We should see the following:

activations
<someID> FilterAndSortAction

That is the actual id we’re looking for. To see its result we must run the following:

wsk activation result -i <someID

which will give us our sorted and filtered JSON!

{
    "names": [
        "Paul",
        "Susan"
    ]
}

Now you can see why Rules and Triggers aren’t ideal for actually getting data, but more for kicking off asynchronous actions that run behind the scenes. If you want the result of an Action/Sequence you should just invoke it directly.

If you’re interested in learning more advanced OpenWhisk features or using the REST/iOS interfaces check out their Github Page.

You can also explore some other Serverless systems:

Conclusions

The sample provides a rather trivial example, but it should show the power of being able to combine functions to process data and perform asynchronous actions outside of any particular client.

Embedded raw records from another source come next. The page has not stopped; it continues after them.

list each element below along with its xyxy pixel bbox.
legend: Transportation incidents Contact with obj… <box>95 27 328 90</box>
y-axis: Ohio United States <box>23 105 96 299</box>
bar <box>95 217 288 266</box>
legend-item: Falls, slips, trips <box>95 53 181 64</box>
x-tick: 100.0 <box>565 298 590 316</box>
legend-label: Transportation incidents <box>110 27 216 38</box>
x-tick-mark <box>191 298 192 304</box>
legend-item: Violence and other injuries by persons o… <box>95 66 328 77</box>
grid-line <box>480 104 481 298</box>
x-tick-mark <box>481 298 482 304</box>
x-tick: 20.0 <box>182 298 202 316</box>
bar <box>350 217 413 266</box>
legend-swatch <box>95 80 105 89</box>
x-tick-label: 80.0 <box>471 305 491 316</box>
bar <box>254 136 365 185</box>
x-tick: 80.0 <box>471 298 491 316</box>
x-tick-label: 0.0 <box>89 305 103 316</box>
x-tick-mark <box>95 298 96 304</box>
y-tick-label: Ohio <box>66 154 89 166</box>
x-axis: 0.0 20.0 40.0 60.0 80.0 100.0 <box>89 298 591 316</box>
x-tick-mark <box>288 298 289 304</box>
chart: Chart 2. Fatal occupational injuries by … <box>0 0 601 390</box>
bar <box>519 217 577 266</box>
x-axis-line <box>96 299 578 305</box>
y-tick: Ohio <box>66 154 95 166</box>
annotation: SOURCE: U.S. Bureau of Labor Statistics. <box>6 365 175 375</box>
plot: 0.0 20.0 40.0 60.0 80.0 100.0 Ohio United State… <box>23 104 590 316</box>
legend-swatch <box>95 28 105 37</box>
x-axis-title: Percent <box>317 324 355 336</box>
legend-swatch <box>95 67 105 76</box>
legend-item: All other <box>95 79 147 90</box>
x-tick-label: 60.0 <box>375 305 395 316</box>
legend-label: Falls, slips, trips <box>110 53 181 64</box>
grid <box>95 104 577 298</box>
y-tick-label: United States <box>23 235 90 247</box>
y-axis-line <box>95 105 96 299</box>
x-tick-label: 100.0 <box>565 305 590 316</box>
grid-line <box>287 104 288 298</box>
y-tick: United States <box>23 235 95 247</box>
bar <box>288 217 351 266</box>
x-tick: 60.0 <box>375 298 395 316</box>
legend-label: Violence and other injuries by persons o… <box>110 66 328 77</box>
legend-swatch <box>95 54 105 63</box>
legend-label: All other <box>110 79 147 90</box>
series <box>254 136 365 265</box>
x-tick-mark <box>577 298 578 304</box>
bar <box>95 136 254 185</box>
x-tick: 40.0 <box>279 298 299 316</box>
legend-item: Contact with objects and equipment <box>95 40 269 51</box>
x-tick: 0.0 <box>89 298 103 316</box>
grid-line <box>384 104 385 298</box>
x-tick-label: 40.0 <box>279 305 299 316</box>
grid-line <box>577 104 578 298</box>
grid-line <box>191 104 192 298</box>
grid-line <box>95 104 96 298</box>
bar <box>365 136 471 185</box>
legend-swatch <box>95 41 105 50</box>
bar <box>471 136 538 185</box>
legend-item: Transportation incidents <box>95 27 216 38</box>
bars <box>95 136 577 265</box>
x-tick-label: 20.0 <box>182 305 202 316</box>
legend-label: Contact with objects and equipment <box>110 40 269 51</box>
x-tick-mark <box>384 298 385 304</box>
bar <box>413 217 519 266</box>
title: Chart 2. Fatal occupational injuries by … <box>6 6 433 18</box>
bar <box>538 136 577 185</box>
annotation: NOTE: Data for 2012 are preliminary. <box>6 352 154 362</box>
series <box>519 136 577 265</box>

The direct invocation of actions is very similar to that of hitting a particular REST endpoint, and often these sequences can be placed behind an API gateway to do just that. The Trigger and Rule invocation shows that you can create complex event-based systems where your system can fire off multiple actions based off some trigger and have various services invoked without the need for direct input from the user. This setup can provide seamless experiences for a user who sees things react to him/her, and even proactively provide information to him/her, across an ecosystem of modalities ultimately providing the rich experience we want all users to enjoy.